According to political analysts polled by Malay Mail Online, premature polls would allow BN to capitalise on the current disarray before the burgeoning number of opposition parties in the state can consolidate.
Universiti Malaysia Sarawak lecturer Arnold Puyok said that BN could not afford to wait for the Opposition to solidify their alliances and build enough “weapons” to attack the government.
“The likelihood of an earlier poll is quite high because they will want to capitalise on the BN’s relative stability in Sabah.
“Also, it’s good for the national coalition as they can continue to create momentum before calling for the general elections,” Arnold had told Malay Mail Online this week.
Rumours of an early state election for Sabah has swirled within political circles here for the past few months, although such a move has not been made since 1999.
In Malaysia, any state may dissolve its legislative assembly independently of Parliament, but in practice, most states coincide their polls with federal elections. The only states that have fallen out of this synchronisation are Sabah and Sarawak.
The Sabah state elections have been held simultaneously with the general elections in 2004, 2008 and 2013, however, while Sarawak conducted polls last year.
Having a separate state poll could mean that the ruling government would have an edge over the Opposition by distancing itself from national issues plaguing BN, while ignoring the 13 new state seats carved out under a new redelineation exercise last year.
The 13 new seats are expected to be formalised by Parliament in March.
But Puyok said that calling an early state election would also come with its own challenges.
“The issue is also whether Sabah BN has enough time to scout around for new talents and whether they have the time and programmes to regain the confidence of people.
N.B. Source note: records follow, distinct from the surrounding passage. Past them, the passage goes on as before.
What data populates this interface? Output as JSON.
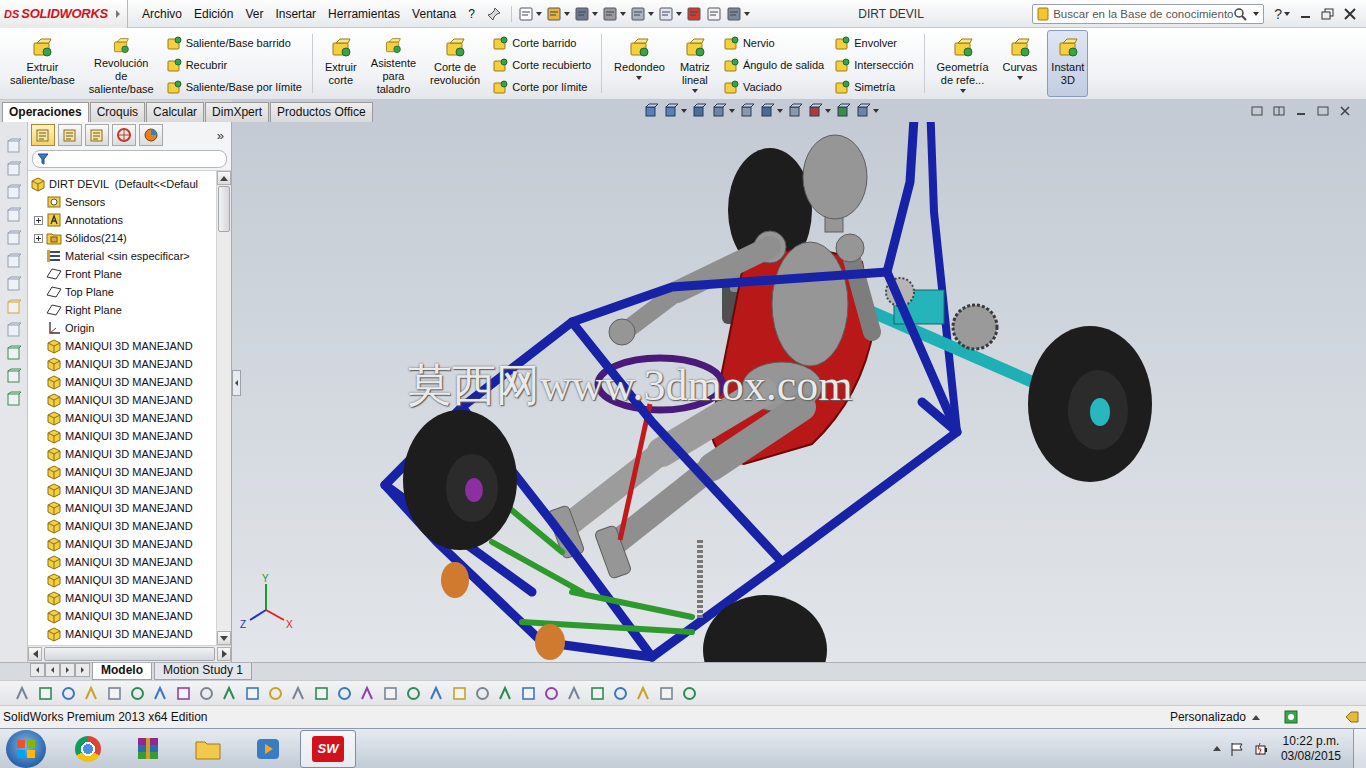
{
  "app": {
    "logo_mark": "DS",
    "logo": "SOLIDWORKS"
  },
  "menu": [
    "Archivo",
    "Edición",
    "Ver",
    "Insertar",
    "Herramientas",
    "Ventana",
    "?"
  ],
  "window": {
    "title": "DIRT DEVIL"
  },
  "search": {
    "placeholder": "Buscar en la Base de conocimiento"
  },
  "help": "?",
  "command_sections": [
    [
      {
        "kind": "big",
        "lines": [
          "Extruir",
          "saliente/base"
        ],
        "dropdown": false,
        "selected": false
      },
      {
        "kind": "big",
        "lines": [
          "Revolución",
          "de",
          "saliente/base"
        ],
        "dropdown": false,
        "selected": false
      },
      {
        "kind": "stack",
        "items": [
          "Saliente/Base barrido",
          "Recubrir",
          "Saliente/Base por límite"
        ]
      }
    ],
    [
      {
        "kind": "big",
        "lines": [
          "Extruir",
          "corte"
        ],
        "dropdown": false,
        "selected": false
      },
      {
        "kind": "big",
        "lines": [
          "Asistente",
          "para",
          "taladro"
        ],
        "dropdown": false,
        "selected": false
      },
      {
        "kind": "big",
        "lines": [
          "Corte de",
          "revolución"
        ],
        "dropdown": false,
        "selected": false
      },
      {
        "kind": "stack",
        "items": [
          "Corte barrido",
          "Corte recubierto",
          "Corte por límite"
        ]
      }
    ],
    [
      {
        "kind": "big",
        "lines": [
          "Redondeo"
        ],
        "dropdown": true,
        "selected": false
      },
      {
        "kind": "big",
        "lines": [
          "Matriz",
          "lineal"
        ],
        "dropdown": true,
        "selected": false
      },
      {
        "kind": "stack",
        "items": [
          "Nervio",
          "Ángulo de salida",
          "Vaciado"
        ]
      },
      {
        "kind": "stack",
        "items": [
          "Envolver",
          "Intersección",
          "Simetría"
        ]
      }
    ],
    [
      {
        "kind": "big",
        "lines": [
          "Geometría",
          "de refe..."
        ],
        "dropdown": true,
        "selected": false
      },
      {
        "kind": "big",
        "lines": [
          "Curvas"
        ],
        "dropdown": true,
        "selected": false
      },
      {
        "kind": "big",
        "lines": [
          "Instant",
          "3D"
        ],
        "dropdown": false,
        "selected": true
      }
    ]
  ],
  "tabs": [
    {
      "label": "Operaciones",
      "selected": true
    },
    {
      "label": "Croquis",
      "selected": false
    },
    {
      "label": "Calcular",
      "selected": false
    },
    {
      "label": "DimXpert",
      "selected": false
    },
    {
      "label": "Productos Office",
      "selected": false
    }
  ],
  "panel": {
    "more": "»",
    "tabs": [
      {
        "kind": "feature-manager",
        "selected": true
      },
      {
        "kind": "property-manager",
        "selected": false
      },
      {
        "kind": "configuration-manager",
        "selected": false
      },
      {
        "kind": "dimxpert-manager",
        "selected": false
      },
      {
        "kind": "display-manager",
        "selected": false
      }
    ]
  },
  "tree": [
    {
      "label": "DIRT DEVIL  (Default<<Defaul",
      "kind": "root",
      "expandable": false,
      "expanded": false
    },
    {
      "label": "Sensors",
      "kind": "sensors",
      "expandable": false,
      "expanded": false
    },
    {
      "label": "Annotations",
      "kind": "annotations",
      "expandable": true,
      "expanded": false
    },
    {
      "label": "Sólidos(214)",
      "kind": "folder",
      "expandable": true,
      "expanded": false
    },
    {
      "label": "Material <sin especificar>",
      "kind": "material",
      "expandable": false,
      "expanded": false
    },
    {
      "label": "Front Plane",
      "kind": "plane",
      "expandable": false,
      "expanded": false
    },
    {
      "label": "Top Plane",
      "kind": "plane",
      "expandable": false,
      "expanded": false
    },
    {
      "label": "Right Plane",
      "kind": "plane",
      "expandable": false,
      "expanded": false
    },
    {
      "label": "Origin",
      "kind": "origin",
      "expandable": false,
      "expanded": false
    },
    {
      "label": "MANIQUI 3D MANEJAND",
      "kind": "component",
      "expandable": false,
      "expanded": false
    },
    {
      "label": "MANIQUI 3D MANEJAND",
      "kind": "component",
      "expandable": false,
      "expanded": false
    },
    {
      "label": "MANIQUI 3D MANEJAND",
      "kind": "component",
      "expandable": false,
      "expanded": false
    },
    {
      "label": "MANIQUI 3D MANEJAND",
      "kind": "component",
      "expandable": false,
      "expanded": false
    },
    {
      "label": "MANIQUI 3D MANEJAND",
      "kind": "component",
      "expandable": false,
      "expanded": false
    },
    {
      "label": "MANIQUI 3D MANEJAND",
      "kind": "component",
      "expandable": false,
      "expanded": false
    },
    {
      "label": "MANIQUI 3D MANEJAND",
      "kind": "component",
      "expandable": false,
      "expanded": false
    },
    {
      "label": "MANIQUI 3D MANEJAND",
      "kind": "component",
      "expandable": false,
      "expanded": false
    },
    {
      "label": "MANIQUI 3D MANEJAND",
      "kind": "component",
      "expandable": false,
      "expanded": false
    },
    {
      "label": "MANIQUI 3D MANEJAND",
      "kind": "component",
      "expandable": false,
      "expanded": false
    },
    {
      "label": "MANIQUI 3D MANEJAND",
      "kind": "component",
      "expandable": false,
      "expanded": false
    },
    {
      "label": "MANIQUI 3D MANEJAND",
      "kind": "component",
      "expandable": false,
      "expanded": false
    },
    {
      "label": "MANIQUI 3D MANEJAND",
      "kind": "component",
      "expandable": false,
      "expanded": false
    },
    {
      "label": "MANIQUI 3D MANEJAND",
      "kind": "component",
      "expandable": false,
      "expanded": false
    },
    {
      "label": "MANIQUI 3D MANEJAND",
      "kind": "component",
      "expandable": false,
      "expanded": false
    },
    {
      "label": "MANIQUI 3D MANEJAND",
      "kind": "component",
      "expandable": false,
      "expanded": false
    },
    {
      "label": "MANIQUI 3D MANEJAND",
      "kind": "component",
      "expandable": false,
      "expanded": false
    }
  ],
  "viewport": {
    "watermark": "莫西网www.3dmox.com",
    "triad": {
      "x": "X",
      "y": "Y",
      "z": "Z"
    }
  },
  "bottom_tabs": [
    {
      "label": "Modelo",
      "selected": true
    },
    {
      "label": "Motion Study 1",
      "selected": false
    }
  ],
  "status_bar": {
    "text": "SolidWorks Premium 2013 x64 Edition",
    "units": "Personalizado"
  },
  "taskbar": {
    "apps": [
      {
        "kind": "chrome",
        "active": false,
        "label": ""
      },
      {
        "kind": "winrar",
        "active": false,
        "label": ""
      },
      {
        "kind": "explorer",
        "active": false,
        "label": ""
      },
      {
        "kind": "media",
        "active": false,
        "label": ""
      },
      {
        "kind": "solidworks",
        "active": true,
        "label": "SW"
      }
    ],
    "time": "10:22 p.m.",
    "date": "03/08/2015"
  }
}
A major ‘con’ of holding election early is the people’s diminishing confidence in BN,” he said.
Political analyst from Universiti Malaysia Sabah Lee Kuok Tiung said it would be too risky a move for Sabah to call for its own polls, as there is no guarantee BN could pull off a bigger win with a higher margin of majority.
“Sabah must have very good justifications to go ahead for its own polls earlier, to convince the prime minister to give the green light to proceed with a state election. Surely they need to convince him that BN in Sabah can do better than the GE13 results,” he said, referring to the 13th general elections.
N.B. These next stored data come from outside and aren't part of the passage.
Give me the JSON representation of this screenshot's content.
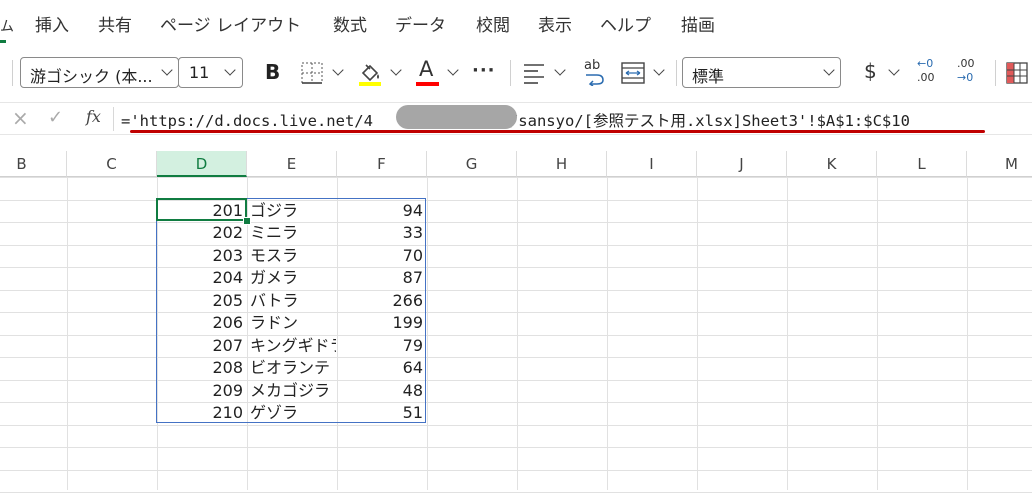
{
  "menu": {
    "home_fragment": "ム",
    "items": [
      "挿入",
      "共有",
      "ページ レイアウト",
      "数式",
      "データ",
      "校閲",
      "表示",
      "ヘルプ",
      "描画"
    ]
  },
  "ribbon": {
    "font_name": "游ゴシック (本...",
    "font_size": "11",
    "bold_label": "B",
    "font_color_label": "A",
    "more_label": "···",
    "number_format": "標準",
    "currency_label": "$",
    "inc_decimal_top": "←0",
    "inc_decimal_bottom": ".00",
    "dec_decimal_top": ".00",
    "dec_decimal_bottom": "→0",
    "wrap_label": "ab"
  },
  "formula_bar": {
    "cancel_icon": "×",
    "enter_icon": "✓",
    "fx_label": "fx",
    "formula_prefix": "='https://d.docs.live.net/4",
    "formula_suffix": "39d/sansyo/[参照テスト用.xlsx]Sheet3'!$A$1:$C$10"
  },
  "columns": [
    "B",
    "C",
    "D",
    "E",
    "F",
    "G",
    "H",
    "I",
    "J",
    "K",
    "L",
    "M"
  ],
  "selected_column": "D",
  "rows": [
    {
      "id": "201",
      "name": "ゴジラ",
      "value": "94"
    },
    {
      "id": "202",
      "name": "ミニラ",
      "value": "33"
    },
    {
      "id": "203",
      "name": "モスラ",
      "value": "70"
    },
    {
      "id": "204",
      "name": "ガメラ",
      "value": "87"
    },
    {
      "id": "205",
      "name": "バトラ",
      "value": "266"
    },
    {
      "id": "206",
      "name": "ラドン",
      "value": "199"
    },
    {
      "id": "207",
      "name": "キングギドラ",
      "value": "79"
    },
    {
      "id": "208",
      "name": "ビオランテ",
      "value": "64"
    },
    {
      "id": "209",
      "name": "メカゴジラ",
      "value": "48"
    },
    {
      "id": "210",
      "name": "ゲゾラ",
      "value": "51"
    }
  ],
  "colors": {
    "accent_green": "#107c41",
    "highlight_yellow": "#ffff00",
    "font_red": "#ff0000",
    "range_blue": "#4472c4",
    "annotation_red": "#c00000"
  }
}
“The momentum for BN to win GE14 is there. Surely BN will want to maintain the momentum from the Sarawak state election and the two by-elections. Currently there’s no benchmark that can be used to conclude Sabah BN can confirm get more seats than GE13.”
BN failed to obtain a two-thirds majority in 1999 — the last time the state election was held separate from the national polls.
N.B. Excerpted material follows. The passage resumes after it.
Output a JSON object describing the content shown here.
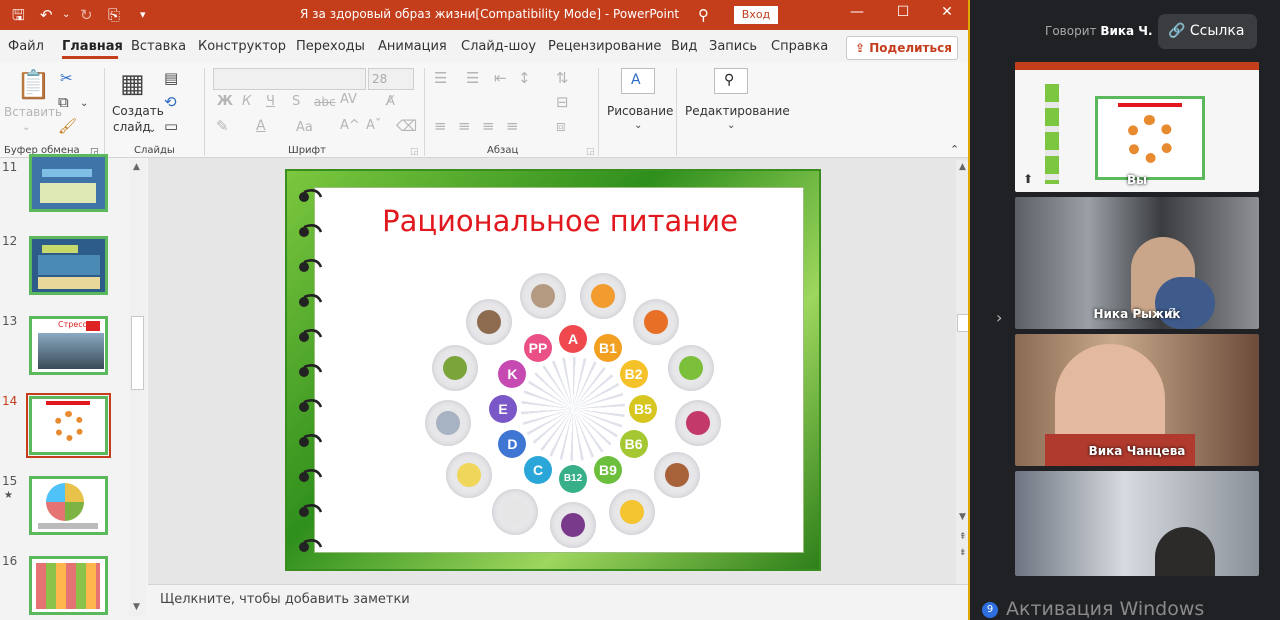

Lee told Malay Mail Online that even with the Opposition in disarray, BN still needs more time to ensure a bigger win and also iron out seat distributions among its component parties as well as candidate selection.
“Not to forget the costs needed to call for an election. If Sabah state election [is held] separately from GE14, it means the cost will be doubled,” he said.
Chief Minister Musa recently called on leaders to go down to the ground and “work as if elections was every day”, fuelling rumours of an earlier election for Sabah, ahead of the next general elections that must be held before May 2018.
However, Musa said yesterday (Tuesday) it was normal for him to go to the grassroots and ask leaders to work hard.
In a statement, Musa had blamed the media for fuelling the rumour, claiming that the media indulges in speculative stories to engage their readers who are hungry for political news.
“People need to calm down and not over speculate when the State or general elections will take place,” Musa said.